Mi-mars, des informations convergentes commençaient à filtrer depuis l’intérieur du groupe. En effet, une réduction d’effectifs à hauteur de 20% était sur la table. Rapporté aux 79 000 employés recensés à fin 2025, le scénario représentait entre 15 800 et 16 000 suppressions. La direction avait bien tenté de minimiser en évoquant des scénarios théoriques et un article spéculatif. Deux semaines plus tard, les mêmes sources précisaient une date, le 20 mai.

Ce jour-là, une première vague doit frapper environ 10% des effectifs, soit près de 8 000 personnes. D’autres suppressions sont attendues au second semestre, dont les contours restent flous. Ce qui est certain, par contre, c’est que Meta n’improvise pas. La préparation est méthodique, les cadres ont été briefés en amont et plusieurs divisions ont déjà reçu la consigne de faire travailler leurs équipes à distance.

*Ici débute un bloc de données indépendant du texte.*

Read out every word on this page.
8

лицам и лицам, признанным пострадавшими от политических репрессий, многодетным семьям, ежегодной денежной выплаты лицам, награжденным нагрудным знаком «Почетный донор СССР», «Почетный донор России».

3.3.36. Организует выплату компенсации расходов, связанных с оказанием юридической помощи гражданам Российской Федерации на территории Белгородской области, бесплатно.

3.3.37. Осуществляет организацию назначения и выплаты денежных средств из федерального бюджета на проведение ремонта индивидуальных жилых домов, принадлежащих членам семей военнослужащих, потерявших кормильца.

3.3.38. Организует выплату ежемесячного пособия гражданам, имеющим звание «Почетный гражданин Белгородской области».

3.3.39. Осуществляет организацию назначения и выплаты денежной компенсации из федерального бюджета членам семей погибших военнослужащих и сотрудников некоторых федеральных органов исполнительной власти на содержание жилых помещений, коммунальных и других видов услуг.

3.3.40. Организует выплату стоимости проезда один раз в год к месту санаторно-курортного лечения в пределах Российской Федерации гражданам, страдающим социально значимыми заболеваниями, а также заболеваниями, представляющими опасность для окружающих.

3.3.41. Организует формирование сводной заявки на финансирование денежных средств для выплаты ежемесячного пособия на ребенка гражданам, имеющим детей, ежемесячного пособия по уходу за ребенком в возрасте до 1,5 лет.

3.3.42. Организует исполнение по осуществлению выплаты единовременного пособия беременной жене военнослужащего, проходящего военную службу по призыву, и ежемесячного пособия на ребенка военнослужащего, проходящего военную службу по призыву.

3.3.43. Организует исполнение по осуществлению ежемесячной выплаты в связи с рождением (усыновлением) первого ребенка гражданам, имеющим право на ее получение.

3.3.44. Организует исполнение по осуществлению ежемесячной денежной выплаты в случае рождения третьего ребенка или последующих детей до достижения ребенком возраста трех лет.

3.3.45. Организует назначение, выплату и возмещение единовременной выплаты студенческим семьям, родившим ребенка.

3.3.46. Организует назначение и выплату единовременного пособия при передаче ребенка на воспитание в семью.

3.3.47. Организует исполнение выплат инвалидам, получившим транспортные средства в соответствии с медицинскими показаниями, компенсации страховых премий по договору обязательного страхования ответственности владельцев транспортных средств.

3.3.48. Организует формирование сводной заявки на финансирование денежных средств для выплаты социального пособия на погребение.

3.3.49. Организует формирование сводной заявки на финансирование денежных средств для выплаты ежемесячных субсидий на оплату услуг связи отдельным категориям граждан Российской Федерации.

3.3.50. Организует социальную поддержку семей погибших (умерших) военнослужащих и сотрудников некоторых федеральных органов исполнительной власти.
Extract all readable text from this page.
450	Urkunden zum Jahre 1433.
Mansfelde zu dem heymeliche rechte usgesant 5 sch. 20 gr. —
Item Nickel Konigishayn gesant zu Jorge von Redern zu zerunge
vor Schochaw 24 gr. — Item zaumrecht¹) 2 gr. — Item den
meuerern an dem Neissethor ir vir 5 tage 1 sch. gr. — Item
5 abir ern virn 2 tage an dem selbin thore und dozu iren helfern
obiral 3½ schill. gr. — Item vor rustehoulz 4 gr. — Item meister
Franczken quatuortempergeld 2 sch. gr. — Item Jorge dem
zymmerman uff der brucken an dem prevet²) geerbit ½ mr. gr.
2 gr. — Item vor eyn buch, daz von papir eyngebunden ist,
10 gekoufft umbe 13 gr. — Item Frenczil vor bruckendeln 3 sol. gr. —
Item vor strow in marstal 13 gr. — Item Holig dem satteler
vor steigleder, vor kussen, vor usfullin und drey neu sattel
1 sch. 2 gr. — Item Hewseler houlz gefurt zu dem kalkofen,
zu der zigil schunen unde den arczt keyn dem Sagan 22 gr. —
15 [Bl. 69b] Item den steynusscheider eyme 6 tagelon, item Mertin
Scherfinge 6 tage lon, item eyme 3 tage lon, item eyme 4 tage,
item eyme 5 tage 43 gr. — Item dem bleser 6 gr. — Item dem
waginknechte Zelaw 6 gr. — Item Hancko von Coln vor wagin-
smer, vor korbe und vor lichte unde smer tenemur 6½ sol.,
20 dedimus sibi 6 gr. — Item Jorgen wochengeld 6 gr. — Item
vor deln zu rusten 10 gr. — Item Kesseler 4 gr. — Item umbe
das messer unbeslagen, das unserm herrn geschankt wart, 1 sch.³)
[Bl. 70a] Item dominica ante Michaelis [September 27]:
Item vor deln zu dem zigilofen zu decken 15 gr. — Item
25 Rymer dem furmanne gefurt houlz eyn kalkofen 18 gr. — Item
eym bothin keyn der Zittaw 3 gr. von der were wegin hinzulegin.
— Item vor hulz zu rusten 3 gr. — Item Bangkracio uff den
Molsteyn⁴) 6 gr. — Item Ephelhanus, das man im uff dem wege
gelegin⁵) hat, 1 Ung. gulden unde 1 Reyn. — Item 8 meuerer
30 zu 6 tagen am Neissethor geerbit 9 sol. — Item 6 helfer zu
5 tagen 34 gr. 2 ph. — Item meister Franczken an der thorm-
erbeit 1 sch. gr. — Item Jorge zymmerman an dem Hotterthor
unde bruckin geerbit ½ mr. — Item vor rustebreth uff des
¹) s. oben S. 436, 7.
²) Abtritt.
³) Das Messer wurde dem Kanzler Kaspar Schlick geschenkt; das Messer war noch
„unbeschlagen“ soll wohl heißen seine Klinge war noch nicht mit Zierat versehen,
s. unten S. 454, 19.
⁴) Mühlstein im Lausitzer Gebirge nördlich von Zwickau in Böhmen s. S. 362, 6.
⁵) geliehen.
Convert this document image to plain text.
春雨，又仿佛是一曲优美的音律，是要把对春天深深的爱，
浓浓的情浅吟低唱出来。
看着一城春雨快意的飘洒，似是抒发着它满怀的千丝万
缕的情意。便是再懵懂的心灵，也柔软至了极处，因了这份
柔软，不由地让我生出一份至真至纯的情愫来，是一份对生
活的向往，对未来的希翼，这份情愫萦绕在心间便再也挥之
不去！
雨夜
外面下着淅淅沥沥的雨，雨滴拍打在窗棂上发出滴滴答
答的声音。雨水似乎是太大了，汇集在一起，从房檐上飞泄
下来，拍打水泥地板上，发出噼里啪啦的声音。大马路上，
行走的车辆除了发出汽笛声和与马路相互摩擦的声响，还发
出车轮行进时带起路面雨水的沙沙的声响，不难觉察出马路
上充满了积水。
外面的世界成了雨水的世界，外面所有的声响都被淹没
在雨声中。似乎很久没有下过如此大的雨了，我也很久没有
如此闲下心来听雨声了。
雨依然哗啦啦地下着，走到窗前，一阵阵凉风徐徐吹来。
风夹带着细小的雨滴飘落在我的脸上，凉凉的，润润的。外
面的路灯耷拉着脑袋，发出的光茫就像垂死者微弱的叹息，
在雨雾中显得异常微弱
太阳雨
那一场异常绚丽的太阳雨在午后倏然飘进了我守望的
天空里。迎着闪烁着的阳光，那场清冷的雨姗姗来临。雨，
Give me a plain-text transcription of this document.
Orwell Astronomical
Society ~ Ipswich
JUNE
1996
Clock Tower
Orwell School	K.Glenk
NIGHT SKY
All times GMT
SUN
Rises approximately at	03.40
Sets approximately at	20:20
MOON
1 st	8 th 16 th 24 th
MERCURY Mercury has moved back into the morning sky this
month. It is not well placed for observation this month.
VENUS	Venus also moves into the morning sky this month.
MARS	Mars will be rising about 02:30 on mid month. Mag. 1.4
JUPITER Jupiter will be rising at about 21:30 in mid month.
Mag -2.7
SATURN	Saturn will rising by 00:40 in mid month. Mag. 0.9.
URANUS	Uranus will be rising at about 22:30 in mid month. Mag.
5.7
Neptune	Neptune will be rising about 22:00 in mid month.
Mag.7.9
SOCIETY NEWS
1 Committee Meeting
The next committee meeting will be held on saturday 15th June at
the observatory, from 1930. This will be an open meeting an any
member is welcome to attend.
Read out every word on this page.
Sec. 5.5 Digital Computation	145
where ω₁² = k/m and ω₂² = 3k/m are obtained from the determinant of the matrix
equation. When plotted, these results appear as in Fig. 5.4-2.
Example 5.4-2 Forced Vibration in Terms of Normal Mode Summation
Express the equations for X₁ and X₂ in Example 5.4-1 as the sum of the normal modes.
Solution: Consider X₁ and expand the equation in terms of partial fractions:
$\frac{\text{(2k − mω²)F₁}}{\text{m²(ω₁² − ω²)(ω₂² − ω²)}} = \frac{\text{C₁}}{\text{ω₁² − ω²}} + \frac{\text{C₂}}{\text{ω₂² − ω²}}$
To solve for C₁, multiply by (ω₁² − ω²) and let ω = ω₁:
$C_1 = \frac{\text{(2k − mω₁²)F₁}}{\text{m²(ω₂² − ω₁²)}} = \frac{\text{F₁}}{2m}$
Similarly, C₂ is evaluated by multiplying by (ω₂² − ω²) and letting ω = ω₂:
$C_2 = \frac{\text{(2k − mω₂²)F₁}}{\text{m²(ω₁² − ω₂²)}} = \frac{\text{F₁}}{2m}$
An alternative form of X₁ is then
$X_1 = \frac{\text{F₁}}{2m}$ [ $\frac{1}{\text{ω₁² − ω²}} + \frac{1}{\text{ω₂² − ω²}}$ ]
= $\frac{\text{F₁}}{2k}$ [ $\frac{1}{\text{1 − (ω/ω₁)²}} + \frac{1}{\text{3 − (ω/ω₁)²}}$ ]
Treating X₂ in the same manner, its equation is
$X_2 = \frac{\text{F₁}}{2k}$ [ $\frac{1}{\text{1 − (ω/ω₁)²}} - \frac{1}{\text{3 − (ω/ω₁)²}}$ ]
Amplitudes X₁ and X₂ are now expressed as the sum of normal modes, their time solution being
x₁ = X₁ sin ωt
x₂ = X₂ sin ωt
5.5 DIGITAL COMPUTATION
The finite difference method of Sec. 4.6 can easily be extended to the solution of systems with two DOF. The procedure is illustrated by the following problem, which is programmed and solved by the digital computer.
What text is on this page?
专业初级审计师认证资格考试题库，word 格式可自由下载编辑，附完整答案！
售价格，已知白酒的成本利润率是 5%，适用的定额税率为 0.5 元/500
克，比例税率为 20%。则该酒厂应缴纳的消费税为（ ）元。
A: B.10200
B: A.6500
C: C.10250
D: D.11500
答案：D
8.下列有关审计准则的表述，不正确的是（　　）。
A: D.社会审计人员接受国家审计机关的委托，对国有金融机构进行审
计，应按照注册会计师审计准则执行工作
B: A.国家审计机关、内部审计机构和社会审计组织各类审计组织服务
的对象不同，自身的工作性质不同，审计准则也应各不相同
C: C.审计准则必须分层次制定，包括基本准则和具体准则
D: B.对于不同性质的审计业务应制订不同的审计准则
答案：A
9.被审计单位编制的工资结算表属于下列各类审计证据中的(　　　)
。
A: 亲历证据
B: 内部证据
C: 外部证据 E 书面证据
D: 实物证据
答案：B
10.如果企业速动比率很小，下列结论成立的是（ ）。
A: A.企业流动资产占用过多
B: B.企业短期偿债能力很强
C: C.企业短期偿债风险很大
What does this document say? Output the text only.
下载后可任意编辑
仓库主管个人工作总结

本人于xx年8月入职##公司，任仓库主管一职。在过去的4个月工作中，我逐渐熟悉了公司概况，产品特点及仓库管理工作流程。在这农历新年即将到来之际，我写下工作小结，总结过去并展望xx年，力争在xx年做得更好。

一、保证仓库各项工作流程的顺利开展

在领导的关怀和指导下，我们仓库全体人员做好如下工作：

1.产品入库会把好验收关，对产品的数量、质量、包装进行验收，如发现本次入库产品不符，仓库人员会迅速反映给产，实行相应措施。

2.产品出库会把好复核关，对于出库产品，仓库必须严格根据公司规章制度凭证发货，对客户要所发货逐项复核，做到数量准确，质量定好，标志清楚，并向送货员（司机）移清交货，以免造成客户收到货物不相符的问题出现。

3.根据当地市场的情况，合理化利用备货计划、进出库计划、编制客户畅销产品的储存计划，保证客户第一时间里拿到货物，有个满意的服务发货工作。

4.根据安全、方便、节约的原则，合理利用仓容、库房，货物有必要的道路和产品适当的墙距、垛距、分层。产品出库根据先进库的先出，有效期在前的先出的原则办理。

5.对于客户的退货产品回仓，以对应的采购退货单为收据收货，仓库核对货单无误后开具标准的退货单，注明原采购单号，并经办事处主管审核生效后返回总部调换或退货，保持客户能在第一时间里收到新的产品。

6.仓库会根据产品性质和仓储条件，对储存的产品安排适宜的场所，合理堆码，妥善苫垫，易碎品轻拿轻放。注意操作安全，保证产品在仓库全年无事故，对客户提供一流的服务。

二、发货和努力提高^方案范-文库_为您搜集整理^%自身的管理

La facture de l’IA à l’origine des suppressions ?

Meta a annoncé des investissements dans les infrastructures en lien avec l’intelligence artificielle et les centres de données qui se comptent en dizaines de milliards de dollars pour 2025 et 2026. Pour financer cette montée en puissance technologique sans sacrifier les marges, il faut alléger la masse salariale.

En 2022/2023, Zuckerberg avait supprimé plus de 21 000 postes en deux temps en rebaptisant cette purge, l’année de l’efficacité avec un aplomb qui avait fait jaser. En janvier 2025, une nouvelle vague (3 600 emplois cette fois) avait visé les moins performants. Les cycles suivent le même schéma, une annonce adoucie par un vocabulaire managérial soigné, suivie d’une rapide exécution.

Meta annonçait le licenciement d’environ 700 salariés le même jour où des documents déposés auprès de la SEC révélaient un programme de rémunération pour six hauts cadres susceptible d’atteindre 921 millions de dollars chacun sur cinq ans.

Une transformation accélérée

Reality Labs, la division métavers qui a englouti plus de 77 milliards de dollars depuis sa création sans jamais atteindre la rentabilité a déjà perdu des milliers de postes en janvier. Ce n’était qu’un avant-goût. La priorité affichée de Meta est désormais claire, l’IA générative, les lunettes connectées ainsi que le modèle publicitaire alimenté par des algorithmes de plus en plus autonomes.

Le cycle semble tout à fait normal. Meta licencie puis réinvestit dans l’IA et voit son action grimper. L’entreprise recommence ensuite le même concept. De nombreuses personnes ont également tendance à penser que l’IA est souvent utilisée comme un faux argument pour motiver des licenciements.